Psychiatre et Psychothérapeute
Brief info
Quand j’ai commencé à m’intéresser à l’étrange, à ce qui se passe au sein du psychisme et de la folie pour devenir psychiatre – psychothérapeute et psychanalyste, j’avais déjà fait la connaissance de l’étranger. En effet, j’avais commencé mon parcours médical comme médecin généraliste dans un petit hôpital algérien, à soigner des malades qui parlaient surtout arabe ou berbère. Je leur dois beaucoup car ils m’ont aidé à forger mon identité médicale. J’ai aussi
compris à ce moment-là de l’intérieur que la médecine était universelle.
Par la suite, de retour en Suisse, devenu médecin responsable d’un petit centre de crise psychiatrique, je me suis rendu compte qu’il fallait absolument développer des outils spécifiques pour traiter mieux les patient.e.s migrant.e.s. Avec des cliniciens de tous bords, nous avons considéré que le champ de l’ethnopsychiatrie et de l’ethnopsychanalyse devait être développé dans les services de soins psychiatriques mais aussi dans toutes les disciplines médicales et les hôpitaux généraux.
Parallèlement, je pouvais constater, comme tout le monde, que l’accueil des migrant.e.s se durcissait au niveau politique et qu’il fallait aussi agir à ce niveau-là. Ma femme, Graziella, m’avait montré la voie en militant sans relâche dans le champ de l’asile pour la reconnaissance des droits et l’aide concrète aux migrant.e.s. Une de mes filles, Giada, suivait le mouvement dans ses études d’ethnologie et en rédigeant, sur le terrain de la migration, une thèse consacrée
à « l’illégalité régulière », décrivant la situation paradoxale, fabriquée par un système subtilement rejetant, propre à rendre malades celles et ceux qui avaient déjà subi les retombées d’histoires traumatiques qui les avaient conduit.e.s en Suisse.

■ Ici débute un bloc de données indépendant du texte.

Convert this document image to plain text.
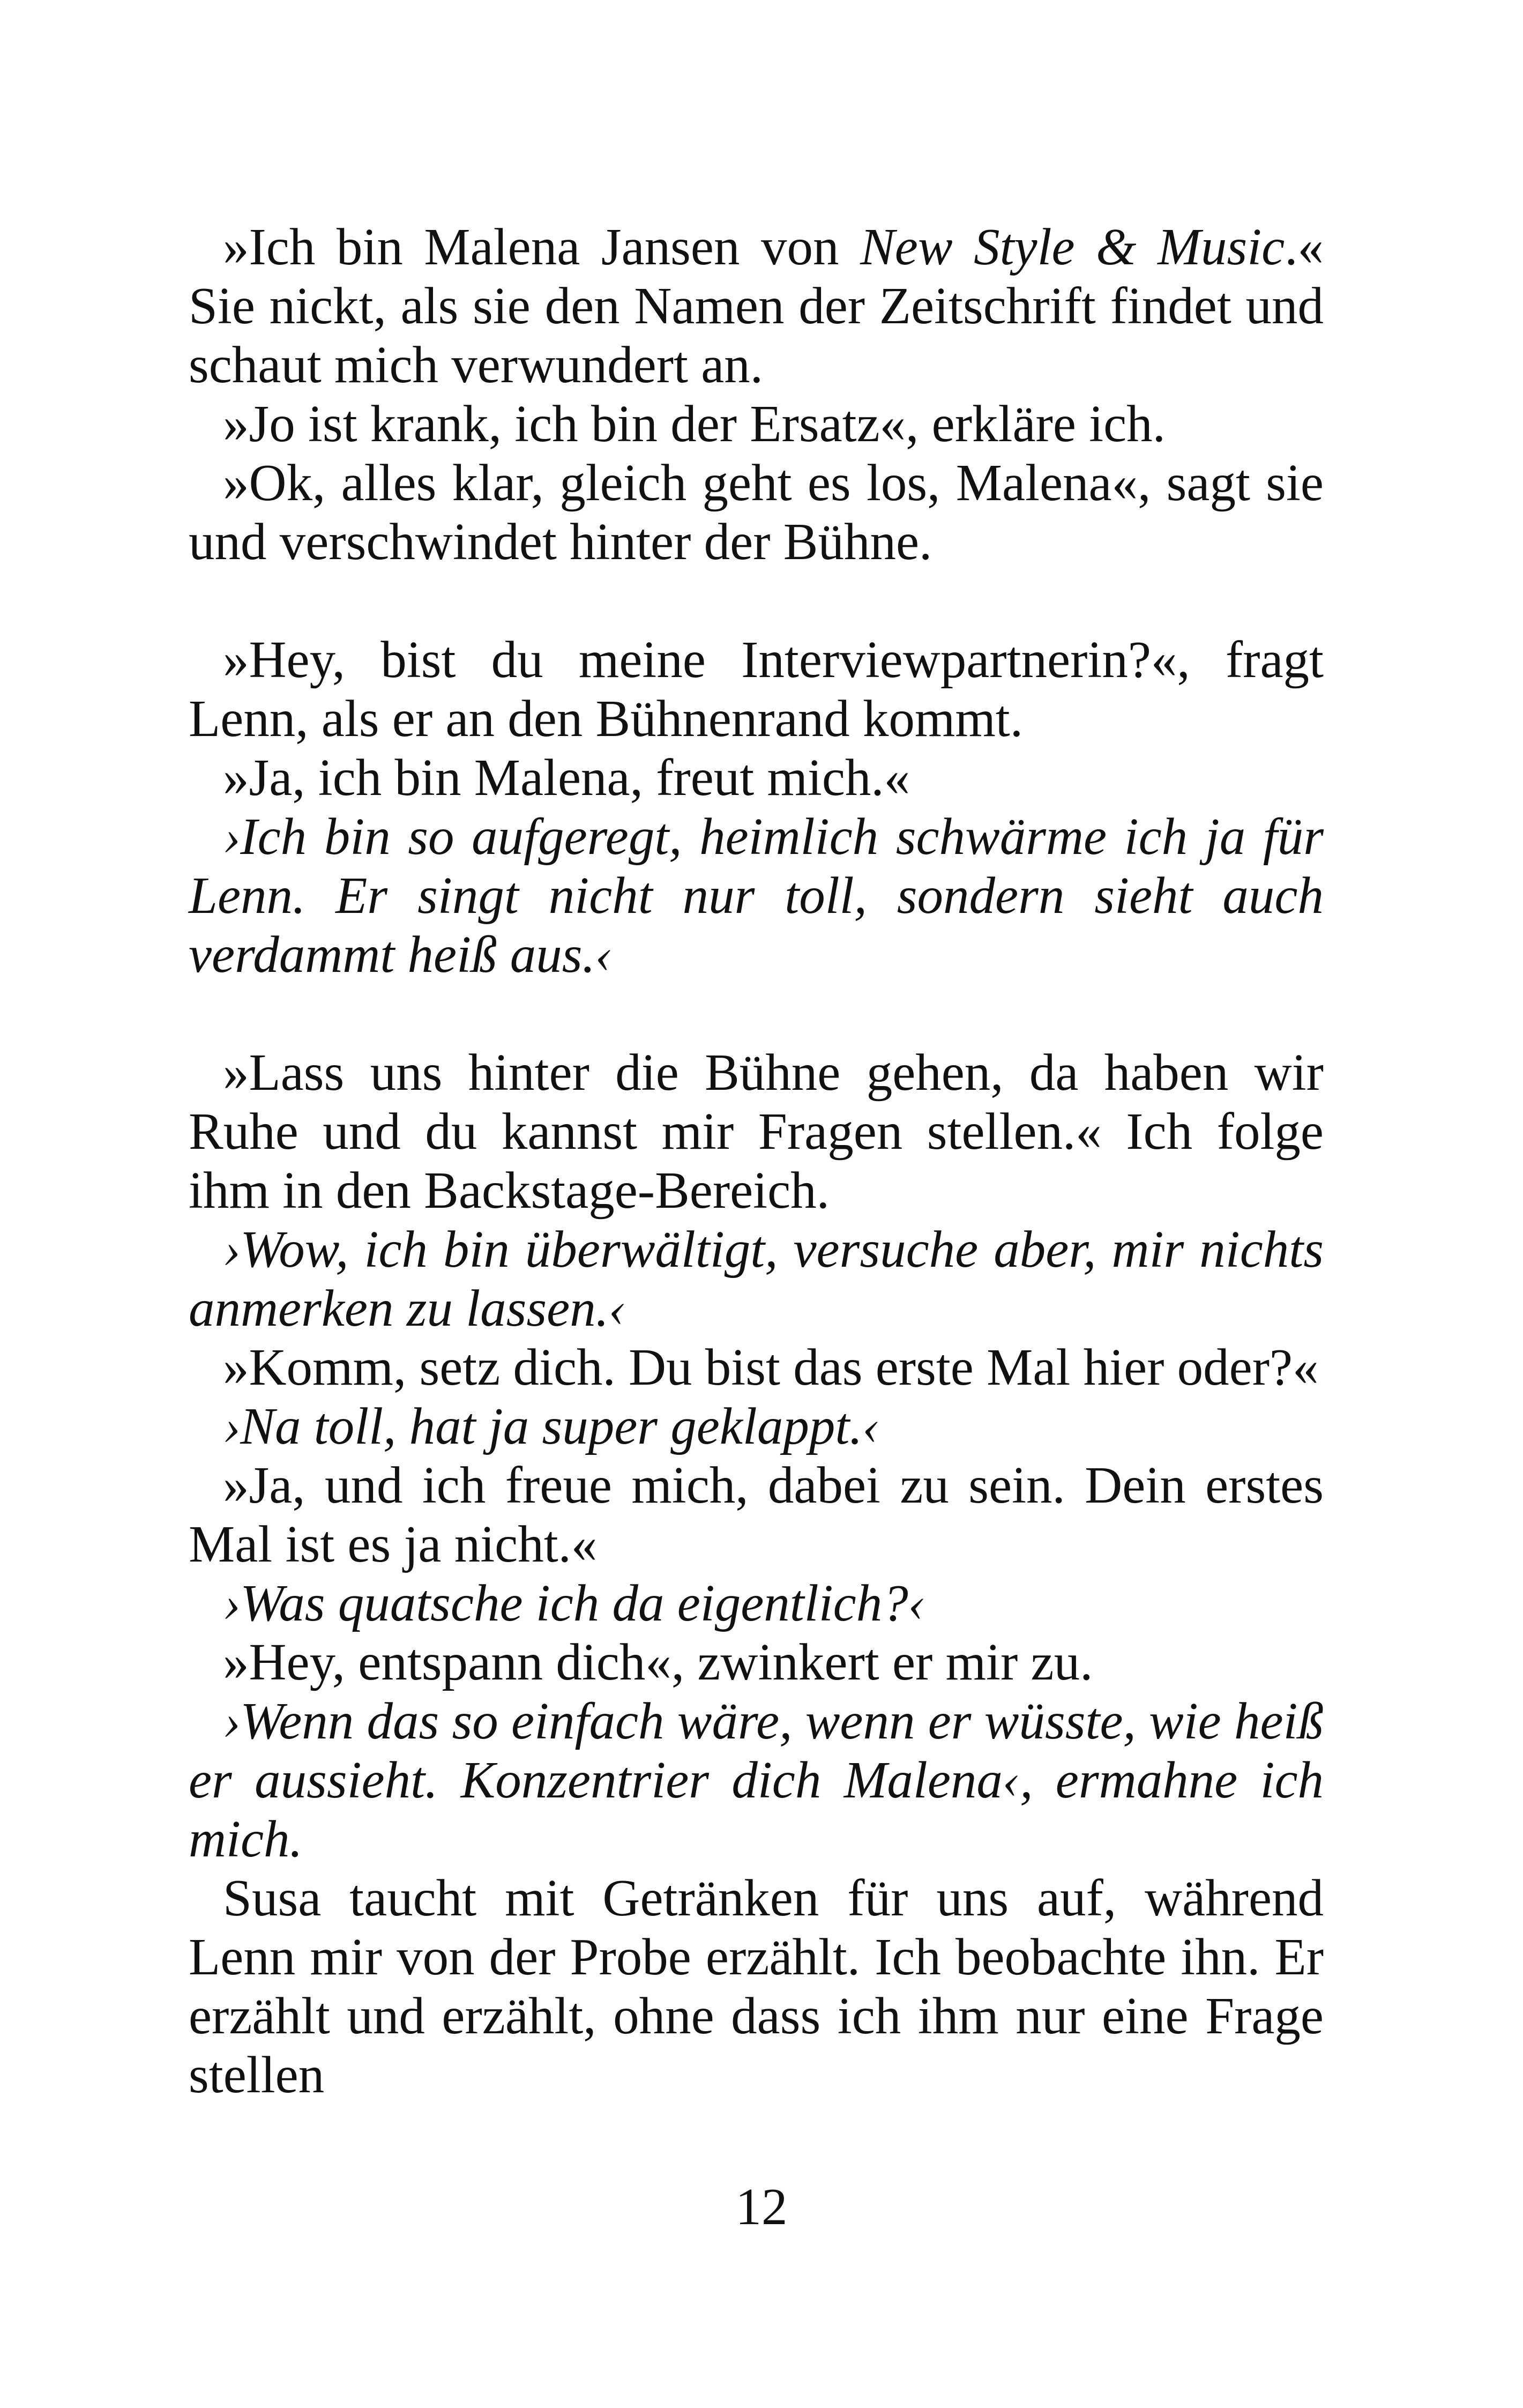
»Ich bin Malena Jansen von New Style & Music.« Sie nickt, als sie den Namen der Zeitschrift findet und schaut mich verwundert an.

»Jo ist krank, ich bin der Ersatz«, erkläre ich.

»Ok, alles klar, gleich geht es los, Malena«, sagt sie und verschwindet hinter der Bühne.

»Hey, bist du meine Interviewpartnerin?«, fragt Lenn, als er an den Bühnenrand kommt.

»Ja, ich bin Malena, freut mich.«

›Ich bin so aufgeregt, heimlich schwärme ich ja für Lenn. Er singt nicht nur toll, sondern sieht auch verdammt heiß aus.‹

»Lass uns hinter die Bühne gehen, da haben wir Ruhe und du kannst mir Fragen stellen.« Ich folge ihm in den Backstage-Bereich.

›Wow, ich bin überwältigt, versuche aber, mir nichts anmerken zu lassen.‹

»Komm, setz dich. Du bist das erste Mal hier oder?«

›Na toll, hat ja super geklappt.‹

»Ja, und ich freue mich, dabei zu sein. Dein erstes Mal ist es ja nicht.«

›Was quatsche ich da eigentlich?‹

»Hey, entspann dich«, zwinkert er mir zu.

›Wenn das so einfach wäre, wenn er wüsste, wie heiß er aussieht. Konzentrier dich Malena‹, ermahne ich mich.

Susa taucht mit Getränken für uns auf, während Lenn mir von der Probe erzählt. Ich beobachte ihn. Er erzählt und erzählt, ohne dass ich ihm nur eine Frage stellen

12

Dès lors, je ne peux que m’associer profondément à une action, menée par des médecins, qui sont bien placés pour observer et dénoncer les conditions dramatiques qui non seulement peuvent conduire à des soins de moins bonne qualité pour les migrant.e.s mais aussi, encore plus gravement et contrairement à tous les principes éthiques et règlements internationaux, peuvent induire des maladies, psychiques en tout cas. Bien entendu, les médecins ne sont pas les seuls à dénoncer ces situations et à tenter d’y trouver remède. Il est cependant important que nous le fassions aussi en mettant à disposition des autorités les connaissances et l’engagement humanitaire qui sont les nôtres.